Lidocaine, which was developed in 1948, is a short-acting amide local anesthetic with analgesic and anti-inflammatory properties [22, 23, 24]. It reduces the stimulation of the superior laryngeal nerve by the endoscopic tube, potentially improving throat patency, and reduces the incidence of nausea, pain, choking, and other reactions. Topical pharyngeal anesthesia with 2% lidocaine spray, as a routine pretreatment for esophagogastroduodenoscopy, may facilitate the intubation process during endoscopy and reduce injury to the pharyngeal mucosa [25]. It has the advantages of rapid onset, short duration of action, and rapid recovery. A previous study demonstrated that when lidocaine is sprayed on the pharyngeal area, it effectively suppresses the gag reflex, significantly increases the patient’s tolerance of the procedure, improves the endoscopist’s satisfaction with the procedure, and decreases the need for intravenous sedation [26]. A high proportion of elderly patients undergo gastroscopy, and several studies have revealed that lidocaine for topical pharyngeal anesthesia combined with intravenous anesthesia can reduce the stress response in elderly patients during this procedure. Topical pharyngeal anesthesia may also ameliorate the increased risk of adverse reactions occurring in elderly patients with cardiopulmonary disease; the use of 2% lidocaine spray, administered to elderly patients with chronic obstructive pulmonary disease undergoing gastroscopy as part of this study, appeared to help maintain their hemodynamic stability, blood oxygen saturation, and may have reduced the number of complications. In this study, we observed two groups of patients (i.e., a control group and an experimental group) during painless gastroscopy and compared the incidence of adverse reactions between the two groups. We found that combining intravenous sedation with 2% lidocaine spray for topical pharyngeal anesthesia decreased the incidence of adverse reactions, thus increasing the level of safety.

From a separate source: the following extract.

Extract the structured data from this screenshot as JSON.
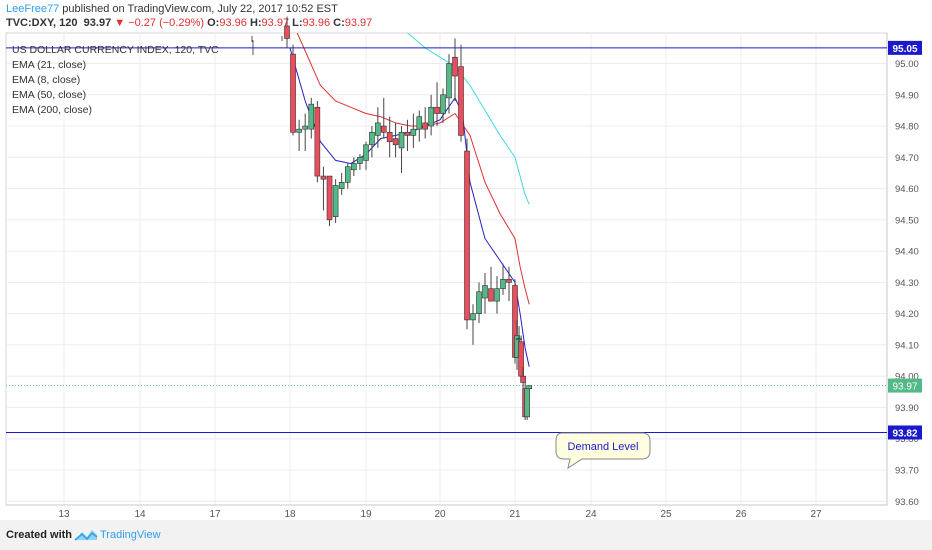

Topical pharyngeal anesthesia can also reduce the number of adverse reactions, such as hypoxemia, hypotension, and coughing, in patients with obesity. However, some studies have concluded that the use of lidocaine for topical anesthesia has little clinical significance [27]. Therefore, the impact of topical pharyngeal anesthesia on hemodynamic status, oxygenation, and aspiration risk has not been fully confirmed [28].
Conclusion
The results of this study support the use of topical pharyngeal anesthesia in painless gastroscopy and provide a strong basis for further developments that can improve the safety of this procedure. The development of minimally invasive, safe, and painless techniques for the diagnosis and treatment of upper gastrointestinal disease continues to be important, and ways to decrease the incidence of adverse reactions during painless gastroscopy should be further explored.
Ethics statement
This study was approved by the Ethics Committee of Wenzhou Peopleâs Hospital (No. 2020-182) and was conducted in accordance with the Declaration of Helsinki. Written informed consent was obtained from all participants.
Funding
This study was funded by the Scientific Research Project of Wenzhou Municipal Health Commission (No. Y2020295).
Footnotes
Conflict of interest
The authors declare that they have no competing interests.